KSL Investigates: State Regulator Website ‘Like Early 2000s’ For Access To Information, Lacks Full Discipline Records
EDITOR’S NOTE: After dozens of complaints from viewers about construction defects in Utah, the KSL Investigators launched an in-depth look at the construction industry. This is part of a series on A Building Problem in our state.
LAYTON, Utah — When it comes to remodeling or even building a home, consumers have to do their homework to find a qualified contractor.
One tool touted as a place to check out potential contractors is the Division of Occupational & Professional Licensing or DOPL. The division’s search engine offers consumers the ability to lookup licenses and see if their professional has been disciplined.
But, as the KSL Investigators discovered, it’s not easy to find the information you need.
Put to the Test
Victor and Hannah Sine are expecting their first child and hope to have a home birth. But they said their master bathroom is much too small and want to remodel.
“Everything is just so narrow and tight,” Hannah said.
They know how important it is to do their homework to find a professional for the job. They prioritized online reviews, complaints with the Better Business Bureau and testimonials from former customers.
“[I look for] word of mouth referrals saying they did a great job, we’ve used them for years, and I know that we’ve had no issues with them,” Victor said.
But something Victor had never seen was DOPL’s website. So, armed with a few word-of-mouth referrals, the KSL Investigators had the Sines try and research the contractors through DOPL’s License Lookup.
“Nothing’s popping up for them, so I don’t really know how to use my resources to find a contractor. At least through DOPL,” Victor said.
So we had him put in the name of a contractor known to be licensed. But the database still did not turn up any information. As we later found out, that’s because the contractor’s name was registered with a space between two letters in the name.
“It’s like, (the) early 2000s, like 90s, when you had to type in exactly what you’re looking for,” Victor said.
Even Hannah, who is a licensed midwife and familiar with the DOPL website, struggled.
“We still couldn’t find a contractor through the website,” she said.
Discipline Search Comes Up Short
DOPL is also in charge of disciplining contractors when they break state rules. This ranges from citations to referral of criminal charges to the Utah Attorney General. But as the KSL Investigators found, consumers don’t have access to a lot of that information.
Complaints made against license holders are not considered public information under Utah law. Therefore, the public cannot see how many times other customers have filed complaints about a company.
Any citations issued against a license holder are not found on their page. Instead, consumers must sort through PDF files of Monthly Disciplinary Newsletters to see if their professional was cited. The information is not easily searchable.
Searching for the name of your contractor? If they are the qualifier for a company, their name won’t show up in the search results. Instead, you have to search for the company name for their license to appear.

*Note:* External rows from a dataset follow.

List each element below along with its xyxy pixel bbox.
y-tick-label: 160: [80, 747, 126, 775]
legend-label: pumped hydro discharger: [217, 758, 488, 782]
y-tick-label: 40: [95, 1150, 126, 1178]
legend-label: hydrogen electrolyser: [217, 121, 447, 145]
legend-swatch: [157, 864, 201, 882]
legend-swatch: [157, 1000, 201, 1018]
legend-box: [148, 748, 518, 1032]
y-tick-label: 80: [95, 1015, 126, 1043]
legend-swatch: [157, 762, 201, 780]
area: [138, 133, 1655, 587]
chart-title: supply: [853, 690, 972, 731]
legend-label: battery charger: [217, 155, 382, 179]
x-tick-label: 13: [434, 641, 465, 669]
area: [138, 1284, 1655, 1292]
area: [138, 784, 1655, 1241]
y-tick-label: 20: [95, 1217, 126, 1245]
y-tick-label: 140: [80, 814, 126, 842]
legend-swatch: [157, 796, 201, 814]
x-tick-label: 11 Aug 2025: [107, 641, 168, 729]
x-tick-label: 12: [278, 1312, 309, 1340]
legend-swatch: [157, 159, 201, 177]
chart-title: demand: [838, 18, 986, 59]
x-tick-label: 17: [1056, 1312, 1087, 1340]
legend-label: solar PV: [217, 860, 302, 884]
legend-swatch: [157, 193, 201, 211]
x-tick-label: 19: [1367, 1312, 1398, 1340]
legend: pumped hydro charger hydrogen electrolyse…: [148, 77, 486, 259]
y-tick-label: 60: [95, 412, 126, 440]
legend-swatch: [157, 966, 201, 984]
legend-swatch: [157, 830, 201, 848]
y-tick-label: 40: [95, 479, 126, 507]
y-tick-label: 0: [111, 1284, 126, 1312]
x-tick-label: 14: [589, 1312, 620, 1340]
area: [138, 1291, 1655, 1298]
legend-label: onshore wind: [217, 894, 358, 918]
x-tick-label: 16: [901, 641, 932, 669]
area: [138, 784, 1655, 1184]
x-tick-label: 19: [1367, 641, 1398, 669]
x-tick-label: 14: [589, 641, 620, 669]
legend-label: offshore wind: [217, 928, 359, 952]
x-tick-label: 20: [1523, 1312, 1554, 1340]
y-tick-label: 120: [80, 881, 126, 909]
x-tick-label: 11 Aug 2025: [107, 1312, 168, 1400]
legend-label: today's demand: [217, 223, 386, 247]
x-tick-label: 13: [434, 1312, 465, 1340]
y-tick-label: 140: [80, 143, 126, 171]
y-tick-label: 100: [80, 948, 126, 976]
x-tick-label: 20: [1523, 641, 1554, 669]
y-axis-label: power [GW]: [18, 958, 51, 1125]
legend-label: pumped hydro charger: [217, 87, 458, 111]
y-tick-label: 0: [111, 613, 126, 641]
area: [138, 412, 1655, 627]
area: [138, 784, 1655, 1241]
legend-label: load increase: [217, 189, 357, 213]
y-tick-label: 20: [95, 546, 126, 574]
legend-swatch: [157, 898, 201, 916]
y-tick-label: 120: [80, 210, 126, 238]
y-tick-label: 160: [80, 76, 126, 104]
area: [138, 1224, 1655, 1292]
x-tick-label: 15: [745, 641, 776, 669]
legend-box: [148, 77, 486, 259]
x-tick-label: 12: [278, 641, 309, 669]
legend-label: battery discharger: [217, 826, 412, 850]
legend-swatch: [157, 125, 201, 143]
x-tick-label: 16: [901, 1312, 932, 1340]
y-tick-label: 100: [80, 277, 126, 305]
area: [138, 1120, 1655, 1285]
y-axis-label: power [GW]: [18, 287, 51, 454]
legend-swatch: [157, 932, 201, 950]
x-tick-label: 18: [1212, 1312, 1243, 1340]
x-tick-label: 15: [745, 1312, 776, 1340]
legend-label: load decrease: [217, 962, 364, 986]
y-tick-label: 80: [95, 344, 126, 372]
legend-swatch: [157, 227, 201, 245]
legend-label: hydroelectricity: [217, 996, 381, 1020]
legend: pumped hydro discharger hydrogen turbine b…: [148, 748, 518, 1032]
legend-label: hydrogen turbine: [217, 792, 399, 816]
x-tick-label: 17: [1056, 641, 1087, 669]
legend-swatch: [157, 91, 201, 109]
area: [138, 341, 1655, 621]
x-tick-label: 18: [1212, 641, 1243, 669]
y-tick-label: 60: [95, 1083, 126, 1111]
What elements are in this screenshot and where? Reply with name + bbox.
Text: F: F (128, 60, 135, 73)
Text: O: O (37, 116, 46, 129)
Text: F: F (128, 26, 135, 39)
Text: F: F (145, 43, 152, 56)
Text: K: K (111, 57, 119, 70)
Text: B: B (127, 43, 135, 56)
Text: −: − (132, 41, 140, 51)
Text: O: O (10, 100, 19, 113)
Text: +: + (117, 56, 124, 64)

Happen to hire a contractor that’s not licensed? Even if DOPL has cited them for contracting without a license, their name won’t appear in the DOPL database, because they aren’t a license holder.
Looking for a full disciplinary history for a contractor? All administrative actions taken against a company more than 10 years ago and certain actions taken five years ago are not accessible online. Consumers can get access to that information via a public records request.
There are also some huge discrepancies in what DOPL is reporting as discipline versus what shows up in its released records. According to DOPL, it disciplined 676 contractors in 2019, as of the beginning of October. But when the KSL Investigators scoured the Monthly Disciplinary Newsletters, we could only account for 189 contractors. The remaining 487, or 72%, did not appear.
The KSL Investigators took all of this to DOPL for comment. The department did not want to discuss this in an on-camera interview. By email, their spokesperson Jennifer Bolton said they have “requested that the vendor who manages the database… make changes” so citations are searchable and will show up on the license holder’s record.
But what about what Victor described as “the 90s search engine?” DOPL didn’t indicate any updates were forthcoming, only that consumers would need to know how the company spells its name on their license registration.
DOPL officials said consumers can contact them anytime for information about a licensed professional, or they can file a public records request for information through their website.